Last week in bitcoin (Sep 1 - 7)
Highlights from the bitcoin developer ecosystem...
Hi Insiders. This is Tuma, open source reporter from the Insider Edition. I spent last week at Bitcoin++ Istanbul — Scaling Edition. The event brought together developers and researchers that are currently working to scale Bitcoin. Here is what caught my eye:
Bitcoin++ Istanbul — Scaling Edition has just concluded. This event brought together developers and researchers currently focusing their efforts on finding new ways to scale Bitcoin.
One of the main focus on the conference was on improved ways to bridge Bitcoin to other sidechains or rollups using technologies that leverage Zero Knowledge Proofs (ZKPs). Projects building in this direction are a part of the BitVM family, and the motivation for most teams is to bring Bitcoin to the world of onchain finance. Other teams building on BitVM have other motivations such as improved privacy.
Fun fact, most projects using “ZK” aren’t actually using ZK at all. See this thread for a quick explainer 😊
Ark was another important topic of discussion during the three-day event. Core Ark, development teams spent their time explaining the advantages and the trade-offs of the protocol, how it could be used to bitcoin scaling.
It was not only Ark and bridges, but other interesting research topics were discussed, ranging from using Bitcoin as the base layer for a p2p credit system to Bitcoin-quantum questions. You can view all of the talks via our stream for Day 1 and Day 3.
Garbled Circuits was one of the primary talking points at Bitcoin++ Istanbul — Scaling Edition, and they promise to optimize BitVM implementations various teams are working on.
Most of last week’s discussion revolved around the concept of Garbled Circuits.

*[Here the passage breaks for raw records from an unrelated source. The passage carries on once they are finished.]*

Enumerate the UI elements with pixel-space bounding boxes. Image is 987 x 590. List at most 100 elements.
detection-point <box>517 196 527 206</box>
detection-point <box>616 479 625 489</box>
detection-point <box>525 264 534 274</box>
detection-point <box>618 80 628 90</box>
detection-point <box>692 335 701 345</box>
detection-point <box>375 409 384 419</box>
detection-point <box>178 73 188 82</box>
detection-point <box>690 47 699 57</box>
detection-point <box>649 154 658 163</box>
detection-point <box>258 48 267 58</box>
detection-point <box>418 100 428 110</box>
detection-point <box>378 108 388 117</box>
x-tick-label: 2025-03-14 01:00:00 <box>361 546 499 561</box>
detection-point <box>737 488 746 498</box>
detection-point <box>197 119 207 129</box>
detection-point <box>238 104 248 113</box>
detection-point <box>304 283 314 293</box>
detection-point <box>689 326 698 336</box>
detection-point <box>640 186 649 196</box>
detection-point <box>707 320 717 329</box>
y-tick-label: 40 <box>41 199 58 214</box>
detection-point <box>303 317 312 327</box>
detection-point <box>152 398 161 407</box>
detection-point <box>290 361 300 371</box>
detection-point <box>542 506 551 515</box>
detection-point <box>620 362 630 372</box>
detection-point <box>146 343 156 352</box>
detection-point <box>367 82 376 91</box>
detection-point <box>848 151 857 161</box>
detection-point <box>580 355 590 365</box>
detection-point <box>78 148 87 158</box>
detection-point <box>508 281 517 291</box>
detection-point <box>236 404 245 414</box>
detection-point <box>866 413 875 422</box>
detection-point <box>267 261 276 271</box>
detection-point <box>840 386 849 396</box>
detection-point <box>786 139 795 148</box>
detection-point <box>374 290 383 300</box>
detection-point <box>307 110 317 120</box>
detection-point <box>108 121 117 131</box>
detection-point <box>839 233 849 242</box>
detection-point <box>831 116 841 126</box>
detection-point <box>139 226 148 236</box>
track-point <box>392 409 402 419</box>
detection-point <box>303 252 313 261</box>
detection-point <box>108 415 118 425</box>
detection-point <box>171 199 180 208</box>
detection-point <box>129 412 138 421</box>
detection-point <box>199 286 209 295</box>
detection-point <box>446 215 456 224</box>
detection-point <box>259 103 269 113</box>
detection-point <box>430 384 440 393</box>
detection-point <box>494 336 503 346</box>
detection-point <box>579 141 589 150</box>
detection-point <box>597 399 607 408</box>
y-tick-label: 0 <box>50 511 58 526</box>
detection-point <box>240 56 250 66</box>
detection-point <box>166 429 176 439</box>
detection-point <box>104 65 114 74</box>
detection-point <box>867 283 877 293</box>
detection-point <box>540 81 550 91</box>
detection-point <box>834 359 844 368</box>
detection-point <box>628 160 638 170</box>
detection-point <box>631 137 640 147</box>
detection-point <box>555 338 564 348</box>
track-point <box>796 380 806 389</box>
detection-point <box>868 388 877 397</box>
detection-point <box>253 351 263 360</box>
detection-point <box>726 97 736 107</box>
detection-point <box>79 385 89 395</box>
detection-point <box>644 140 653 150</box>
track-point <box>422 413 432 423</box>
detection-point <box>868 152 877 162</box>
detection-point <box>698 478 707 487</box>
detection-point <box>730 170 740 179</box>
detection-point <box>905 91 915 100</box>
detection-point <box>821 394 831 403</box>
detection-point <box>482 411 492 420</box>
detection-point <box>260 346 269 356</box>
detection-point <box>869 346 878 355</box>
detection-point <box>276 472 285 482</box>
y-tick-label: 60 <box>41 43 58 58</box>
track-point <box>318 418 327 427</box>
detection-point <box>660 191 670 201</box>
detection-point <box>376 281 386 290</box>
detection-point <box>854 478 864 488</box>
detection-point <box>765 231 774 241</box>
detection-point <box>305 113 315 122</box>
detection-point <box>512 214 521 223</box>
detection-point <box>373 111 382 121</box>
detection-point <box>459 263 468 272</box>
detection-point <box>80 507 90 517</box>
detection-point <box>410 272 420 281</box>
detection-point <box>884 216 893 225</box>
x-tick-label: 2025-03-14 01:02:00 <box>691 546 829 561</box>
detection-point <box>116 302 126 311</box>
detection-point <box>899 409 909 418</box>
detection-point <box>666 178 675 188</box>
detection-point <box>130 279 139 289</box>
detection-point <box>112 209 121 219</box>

A Garbled Circuit is a cryptographic protocol that allows two mistrusting parties to prove that a statement is true, without actually revealing the underlying information and without relying on a trusted third party.
As of today, BitVM2, the second iteration of BitVM technology developed by Robin Linus that allows to create bridges from Bitcon to other sidechains or rollups, was based on the use of SNARK verification. However, the cost of including a chunk of a SNARK verifier into a block is costly, due to its size of around 4MB (a whole bitcoin block!). The use of Garbled Circuits reduces the size of the verifier to around 70kb, a x100 improve.

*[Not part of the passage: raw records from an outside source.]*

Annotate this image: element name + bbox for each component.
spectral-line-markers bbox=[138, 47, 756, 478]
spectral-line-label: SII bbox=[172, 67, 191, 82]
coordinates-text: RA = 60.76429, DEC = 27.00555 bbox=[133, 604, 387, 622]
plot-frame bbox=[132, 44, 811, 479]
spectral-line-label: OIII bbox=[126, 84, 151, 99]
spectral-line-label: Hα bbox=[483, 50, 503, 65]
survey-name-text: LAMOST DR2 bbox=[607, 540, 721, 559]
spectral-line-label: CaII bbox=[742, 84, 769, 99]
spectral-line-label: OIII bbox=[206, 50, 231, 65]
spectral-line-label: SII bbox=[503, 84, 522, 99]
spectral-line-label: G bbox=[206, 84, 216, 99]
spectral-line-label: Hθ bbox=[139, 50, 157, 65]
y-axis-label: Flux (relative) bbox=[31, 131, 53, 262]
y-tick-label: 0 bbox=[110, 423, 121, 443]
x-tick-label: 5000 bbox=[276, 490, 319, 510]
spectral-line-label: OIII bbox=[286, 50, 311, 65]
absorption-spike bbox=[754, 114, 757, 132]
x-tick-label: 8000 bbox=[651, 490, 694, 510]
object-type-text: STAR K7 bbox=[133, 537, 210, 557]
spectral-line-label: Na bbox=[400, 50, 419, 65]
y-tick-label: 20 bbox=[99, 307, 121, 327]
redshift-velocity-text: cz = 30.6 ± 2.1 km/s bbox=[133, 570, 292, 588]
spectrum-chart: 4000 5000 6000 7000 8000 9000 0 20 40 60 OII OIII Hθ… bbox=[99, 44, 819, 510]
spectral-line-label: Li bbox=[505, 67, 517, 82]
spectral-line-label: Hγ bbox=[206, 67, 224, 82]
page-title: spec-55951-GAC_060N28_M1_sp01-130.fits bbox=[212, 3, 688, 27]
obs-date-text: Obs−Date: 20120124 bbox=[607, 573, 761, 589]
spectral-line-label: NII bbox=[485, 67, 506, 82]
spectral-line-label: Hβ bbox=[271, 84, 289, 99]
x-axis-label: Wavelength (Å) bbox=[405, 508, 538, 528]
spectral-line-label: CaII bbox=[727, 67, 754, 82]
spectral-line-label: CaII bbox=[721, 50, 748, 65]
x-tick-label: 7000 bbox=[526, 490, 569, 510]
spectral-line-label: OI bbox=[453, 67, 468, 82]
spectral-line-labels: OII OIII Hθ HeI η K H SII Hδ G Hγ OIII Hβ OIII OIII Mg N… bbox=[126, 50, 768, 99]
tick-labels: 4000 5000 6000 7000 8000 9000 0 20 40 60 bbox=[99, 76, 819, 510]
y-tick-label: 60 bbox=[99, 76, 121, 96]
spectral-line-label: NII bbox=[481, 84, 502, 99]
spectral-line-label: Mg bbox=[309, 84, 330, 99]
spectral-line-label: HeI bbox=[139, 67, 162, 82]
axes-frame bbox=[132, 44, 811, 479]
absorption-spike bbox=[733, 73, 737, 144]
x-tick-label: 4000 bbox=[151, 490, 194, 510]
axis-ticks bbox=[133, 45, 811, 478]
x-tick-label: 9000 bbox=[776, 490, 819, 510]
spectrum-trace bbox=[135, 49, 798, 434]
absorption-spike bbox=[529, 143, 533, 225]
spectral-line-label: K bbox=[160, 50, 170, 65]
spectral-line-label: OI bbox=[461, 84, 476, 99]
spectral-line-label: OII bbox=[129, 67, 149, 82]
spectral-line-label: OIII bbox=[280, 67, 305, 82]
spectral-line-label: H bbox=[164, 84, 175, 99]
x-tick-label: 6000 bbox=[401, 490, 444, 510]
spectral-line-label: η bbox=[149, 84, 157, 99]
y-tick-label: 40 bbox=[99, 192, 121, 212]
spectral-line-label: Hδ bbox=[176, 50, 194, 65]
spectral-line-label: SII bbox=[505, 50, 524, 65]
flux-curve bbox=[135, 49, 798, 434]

While many teams are launching iterations of BitVM2 on mainnet, many teams have already announced that they will move to a BitVM3-style instance when ready. Research is currently ongoing to bring Garbled Circuit based BitVM3 to the public, due to their superior verification costs.
The hackathon at Bitcoin++ Istanbul — Scaling Edition was a success, with 9 Bitcoin related projects battling to win a 5M sats pool prize, tickets for the next Bitcoin++ conferences and more. The first place was given to Artmak, an Ark-based wallet.
The hackathon saw 9 teams of developers given 3 hours to create the best possible Bitcoin-related project, leveraging AI and vibe coding at full speed. Projects were evaluated using the Olympics Women’s Gymnastics Rubric — a rubric based on routine difficulty (project idea, potential impact of project, ambition), routine execution (project achievement, what was actually built, if it works) and general effect (swag factor, presentation, applicability to the scaling theme).
The first place was given to Artmak, an Ark-based wallet implementation. The aim of the project was to test the performance of Ark and demonstrate its scalability in a creative way. Your favorite open-source reporter’s team won the second place with CoreLLM, an AI agent trained directly on Bitcoin code that aims to help junior developers getting acquainted to its codebase. Third place was given to ZKPoor, a tool that provides cryptographic proof of bitcoin reserves without revealing individual addresses or UTXOs, strengthening bitcoin's culture of verifiable trust.
Other honorable mentions where given to valuable projects according to best design (Artmak), best use of STARKs (Bridgestr), and reality-check award (MergeSyncPi).